La diplomatie onusienne est toujours aussi impuissante. Une nouvelle fois, la Russie et la Chine ont opposé leur veto jeudi au Conseil de sécurité de l'ONU à une résolution occidentale menaçant le régime syrien de sanctions.
Il s'agit du troisième double veto russo-chinois aux tentatives de l'ONU pour faire pression sur Damas depuis le début du conflit en Syrie, il y a seize mois. Les deux premiers datent d'octobre 2011 et de février 2012.
Le Royaume-Uni est "consterné"
Sur quinze pays membres, la résolution a recueilli onze voix pour, deux contre et deux abstentions. Une décision qui a provoqué la colère des diplomates européens. "Le Royaume-Uni est consterné par le veto de la Russie et de la Chine", a déclaré l'ambassadeur britannique Mark Lyall Grant, accusant les deux pays de "mettre leurs intérêts nationaux avant la vie de millions de Syriens".
Ce nouveau blocage à l'ONU intervient alors que les combats font rage dans la capitale syrienne entre les forces régulières et l'opposition armée.
La menace de sanctions économiques
Le projet de résolution occidental, déposé par la France, les Etats-Unis, l'Allemagne, le Portugal et le Royaume-Uni, brandissait la menace de sanctions économiques contre Damas si les forces syriennes ne cessaient pas d'utiliser leurs armes lourdes contre l'opposition dans les dix jours.
Il prolongeait aussi pour 45 jours la mission des 300 observateurs de l'ONU en Syrie (Misnus), déployés depuis mi-avril mais qui ont suspendu leurs activités en juin en raison de la poursuite des combats.
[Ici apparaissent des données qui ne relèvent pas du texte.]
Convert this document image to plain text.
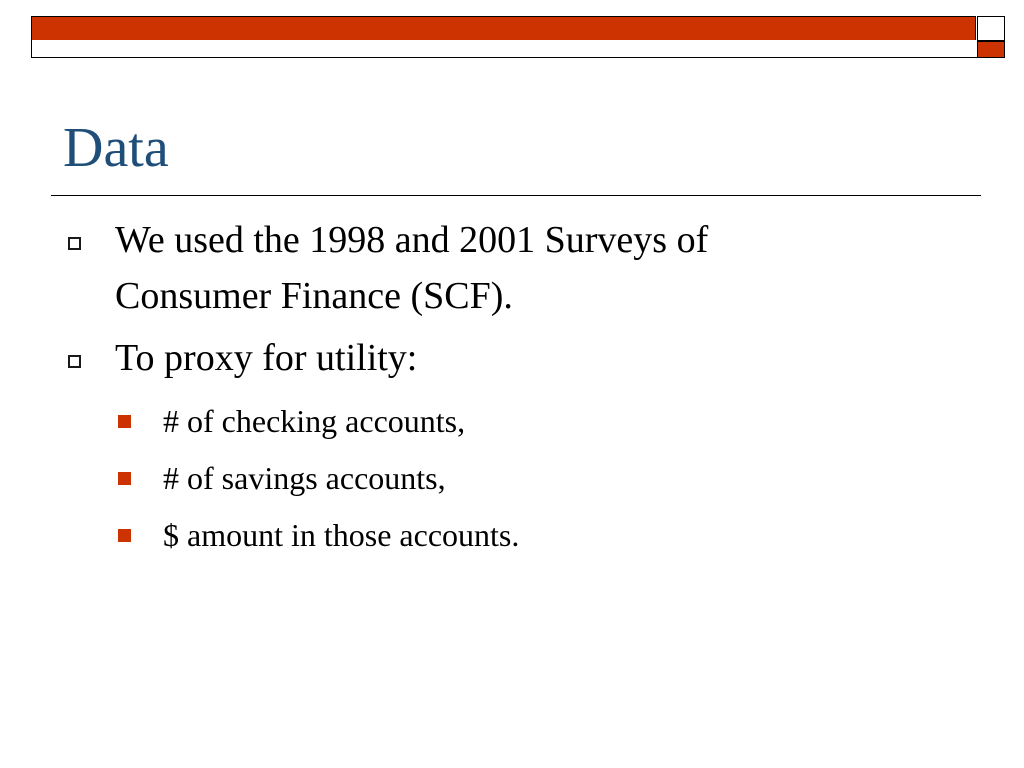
Data
We used the 1998 and 2001 Surveys of
Consumer Finance (SCF).
To proxy for utility:
# of checking accounts,
# of savings accounts,
$ amount in those accounts.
Le Conseil doit encore prendre une décision sur le sort de la Misnus avant vendredi minuit (4h GMT), date à laquelle expire le mandat de 90 jours de la mission.
Etats-Unis : le Conseil a "échoué"
Le veto russo-chinois au Conseil de sécurité "met en péril" la médiation de Kofi Annan, a pour sa part déclaré l'ambassadeur français Gérard Araud, après ce nouveau blocage.
Pour Gérard Araud, "il est clair que la Russie ne vise qu'à laisser plus de temps au régime syrien pour écraser l'opposition". Pour Moscou et Pékin, a-t-il ajouté, "on est semble-t-il toujours trop dur avec les dictateurs sanguinaires".
Les Etats-Unis considèrent, de leur côté, que le Conseil de sécurité de l'ONU a "totalement échoué" dans la crise syrienne et veulent travailler "en dehors du Conseil" pour faire pression sur Damas, a déclaré l'ambassadrice américaine Susan Rice.
Une intervention militaire
Dans le camp russe, on affirme que la résolution occidentale "ouvrait la voie" aux sanctions et à une intervention militaire, a expliqué l'ambassadeur russe Vitali Tchourkine pour justifier le veto de Moscou. La Russie a également rédigé son propre projet de résolution. Il propose de prolonger le mandat de la Misnus pour 90 jours et ne contient pas de menace de sanctions. On ignore si Moscou envisage de soumettre son projet aux voix, et quand.
La situation s'enlise donc sur le plan diplomatique alors que jeudi, la situation est de plus en plus tendue à Damas. Pour la première fois, le quartier de Qaboun dans la capitale a été pris d'assaut par des chars de l'armée syrienne, selon l'Observatoire syrien des droits de l'homme (OSDH). Les "craintes de massacres" n'ont jamais été aussi grandes.